Зорк послал в темноту Леса знак, что все в порядке, а сам отправился на поиски того дерева, в густую крону которого сам накануне отдал приказ спрятать клетки с ичуйчу. Ичуйчу назывались маленькие, ничем внешне не приметные птички, которые издавна использовались лесными кланами для передачи на большие расстояния важных посланий. Взращенные тем или иным кланом и увезенные потом хоть за тридевять земель, они, будучи снова выпущенные на свободу, каким то замечательным образом умудрялись безошибочно находить своих бывших хозяев, куда бы те ни переместились и сколько бы времени ни прошло с момента расставания.

Найдя дерево и подобравшись к клеткам, в которых мирно спали ичуйчу, Зорк несколько мгновений рассматривал птиц. Метины на лапках, почти незаметные постороннему глазу, указывали на их принадлежность различным кланам. Вот две пичуги Фраки, что прилетели от Лопи и Олди с известием о готовящемся нападении на Дом илюли и призывом принять в нем участие. Зорк подумал, что они последние из живых, кто видел добром здравии простака Ноджа и красавицу Сану. А вот ичуйчу Олди, выпущенная этим утром старейшинами и еще до полудня успевшая вернуться ни с чем – верный знак того, что в живых из клана никого не осталось. Как странно… Олди больше нет. Отпущенная вместе с ней ичуйчу Лопи до сих пор не вернулась, но кто знает, что могло с ней приключиться по дороге или в пылу сраженья? Сумел же Чим подстрелить ворону на почти недосягаемой для стрел высоте.

Зорк отыскал клетку, в которой сидели две ичуйчу некогда далеких Тикали, которые не так давно переместились поближе к своим прямым родственникам – Фраки.
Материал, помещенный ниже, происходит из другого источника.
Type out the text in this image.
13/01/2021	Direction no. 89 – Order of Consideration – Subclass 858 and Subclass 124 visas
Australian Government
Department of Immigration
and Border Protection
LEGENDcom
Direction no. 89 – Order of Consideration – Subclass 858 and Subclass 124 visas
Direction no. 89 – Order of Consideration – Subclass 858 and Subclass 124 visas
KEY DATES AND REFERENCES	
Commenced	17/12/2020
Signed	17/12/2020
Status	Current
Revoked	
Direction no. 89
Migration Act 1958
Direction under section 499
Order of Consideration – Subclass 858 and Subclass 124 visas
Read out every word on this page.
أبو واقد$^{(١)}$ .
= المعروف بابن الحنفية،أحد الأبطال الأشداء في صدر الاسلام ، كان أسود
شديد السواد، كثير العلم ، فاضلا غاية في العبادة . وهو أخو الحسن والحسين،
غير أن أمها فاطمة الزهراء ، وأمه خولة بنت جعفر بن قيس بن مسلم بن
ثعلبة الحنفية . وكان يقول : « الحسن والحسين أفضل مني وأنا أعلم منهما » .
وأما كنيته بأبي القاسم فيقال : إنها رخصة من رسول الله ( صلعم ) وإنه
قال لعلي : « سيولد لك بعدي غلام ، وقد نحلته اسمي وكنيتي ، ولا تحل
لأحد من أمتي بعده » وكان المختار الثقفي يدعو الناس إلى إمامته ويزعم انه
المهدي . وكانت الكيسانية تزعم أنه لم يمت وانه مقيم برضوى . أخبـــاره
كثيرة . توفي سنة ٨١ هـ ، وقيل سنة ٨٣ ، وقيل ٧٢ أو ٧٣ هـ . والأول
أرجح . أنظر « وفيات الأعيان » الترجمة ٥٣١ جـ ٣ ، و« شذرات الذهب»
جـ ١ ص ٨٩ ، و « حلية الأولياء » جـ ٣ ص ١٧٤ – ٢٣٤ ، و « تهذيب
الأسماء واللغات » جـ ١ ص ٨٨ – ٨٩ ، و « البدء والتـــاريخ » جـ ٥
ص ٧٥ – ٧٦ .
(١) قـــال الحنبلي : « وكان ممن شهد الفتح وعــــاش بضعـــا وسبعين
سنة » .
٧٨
Зорк получил эту парочку из рук молодого Гела, нового вождя Тикали, возглавившего клан после гибели Того, У Кого Нет Имени, брата Зорка по матери. Тот, У Кого Нет Имени был старшим братом и увел клан подальше от родных мест, когда Зорку было столько же зим, сколько сейчас Чиму. В то время Того, У Кого Нет Имени все звали Немирдом. Это имя он потерял за одну ночь, потерял из-за того, что убил мать и смертельно ранил отца. Тогда он еще принадлежал к клану Фраки, а Фраки не прощают смерти по вине родственников. Тем более что никто так и не узнал, почему Немирд взялся за топор. После его ухода в клане говорили всякое, но все это было домыслами и каждый верил в свою правду. Потеряв мать, Зорк возненавидел брата и, когда сам стал вождем, велел всем раз и навсегда забыть его настоящее имя. До Фраки доходили слухи о том, что Немирд несколько зим выживал в Лесу один, пока ни примкнул к известному своей независимостью и жестокостью клану Тикали. Никто не предполагал, что в конце концов Немирду удастся сделаться его вождем и пробыть в этом качестве долгих гиш-нош зим. Даже Зорк был вынужден сменить гнев на милость и признать, что брат – великий воин. А великому воину можно прощать многое. Тот, У Кого Нет Имени сокрушил не один Дом илюли и снискал в Лесу славу отважного и безжалостного вождя. Со временем Зорк стал невольно искать встречи с ним. Он не знал, что за этим последует – братание или поединок до смерти, – а когда пути двух их кланов в один прекрасный день пересеклись, оказалось, что место Того, У Кого Нет Имени достойно занимает юный Гел, сын погибшего. Вожди обменялись птицами-вестниками и снова расстались, пообещав друг другу помощь в нужную минуту. Встреча их осталась в тайне от многих соплеменников, не говоря уж о вождях других кланов. Вот почему Гел до сих пор не догадывался о вчерашнем выступлении Олди и Лопи против илюли, если только ни оказался вблизи битвы по собственному почину. Теперь ему предстояло узнать, что от его решимости и храбрости зависит судьба этой бесконечной войны.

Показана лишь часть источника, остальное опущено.